From September 1, 2005:
I get my news from the internet - mostly Yahoo, CNN and Fox News (I like to compare and contrast). I'm thanking my lucky stars that I don't have cable television. Just reading the news about Katrina and her aftermath is hard enough. I've read exactly one victim's story since this began. It was about a man with lung cancer dying because his oxygen ran out. His common law wife had him wrapped in a sheet and lying on a broken door until help came. (I wonder if they are there yet?) That story was the end of the line for me. I can bear no more.
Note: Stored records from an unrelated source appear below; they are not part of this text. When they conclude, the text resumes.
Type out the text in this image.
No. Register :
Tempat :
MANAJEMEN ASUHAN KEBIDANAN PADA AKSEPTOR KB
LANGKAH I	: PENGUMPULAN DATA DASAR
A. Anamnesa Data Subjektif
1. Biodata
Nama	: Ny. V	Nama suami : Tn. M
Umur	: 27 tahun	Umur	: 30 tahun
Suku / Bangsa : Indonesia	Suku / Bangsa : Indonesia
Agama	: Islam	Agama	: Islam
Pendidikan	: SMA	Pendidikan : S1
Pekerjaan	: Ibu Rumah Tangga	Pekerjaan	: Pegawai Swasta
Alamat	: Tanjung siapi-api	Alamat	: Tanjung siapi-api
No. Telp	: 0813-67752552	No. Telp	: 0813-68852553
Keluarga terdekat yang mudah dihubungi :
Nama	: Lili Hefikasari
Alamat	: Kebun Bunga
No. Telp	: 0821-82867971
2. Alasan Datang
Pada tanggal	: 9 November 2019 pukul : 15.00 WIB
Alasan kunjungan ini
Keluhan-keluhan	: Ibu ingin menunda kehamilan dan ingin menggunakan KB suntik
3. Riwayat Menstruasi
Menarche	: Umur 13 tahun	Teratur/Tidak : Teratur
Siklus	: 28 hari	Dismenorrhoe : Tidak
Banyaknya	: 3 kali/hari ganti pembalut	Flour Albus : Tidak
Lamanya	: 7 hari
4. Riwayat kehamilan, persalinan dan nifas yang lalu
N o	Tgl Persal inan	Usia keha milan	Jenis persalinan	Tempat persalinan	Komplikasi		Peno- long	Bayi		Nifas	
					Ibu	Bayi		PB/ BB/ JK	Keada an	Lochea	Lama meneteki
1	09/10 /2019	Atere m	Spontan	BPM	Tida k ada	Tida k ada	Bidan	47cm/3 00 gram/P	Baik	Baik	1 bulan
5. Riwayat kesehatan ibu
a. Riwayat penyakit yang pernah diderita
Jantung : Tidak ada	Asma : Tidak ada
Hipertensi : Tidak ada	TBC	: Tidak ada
I think I have post traumatic stress disorder from 9/11. OK, it's not officially PTSD, but it's close. After 9/11 and the initial onslaught of reports, I didn't watch or read the news for a good eight months. I couldn't handle it. It made me sick. My reaction to the Katrina reports reminds me of that time. I get a knot in my throat and feel sick.
The first time I had an adverse reaction to violence/bad news was after a movie. While at UNCW, I went with my friend Cathy to see a movie called
The Cook, The Thief, His Wife & Her Lover. It's a horrible movie, so I don't mind spoiling it by saying that the lover is killed. The scene was so graphic that I was repulsed by all violence for months.
So the last $23 of the $456 that I spent on books this week went to the
Internationalist Bookstore for a little number titled
Making Democracy Work Better. While there, I spotted the
Think ... It's Patriotic button. Last one in the store and it's now adorning MY bookbag. But the actual point of the story is the interaction I had with the clerk. Here goes:
Clerk: Do I know you?
Me: Nope, don't think so.
Clerk: Not from UNCG?
Me: Yeah! I did go there. Cool.
Clerk: Sociology department?
Me: [quite cheerily] No, Social Work! Same building! [smiling like a cheerleader]
Clerk: Not sociology?
Me: Nope.
Clerk: You didn't take abnormal psych or deviant sociology?
Me: Nope. [But if I had, it may have helped me with this conversation.]
Clerk: No?
Me: No.
At this point, he puts my change down on the counter and turns back to his computer without another word. Hmmph. Intellectuals.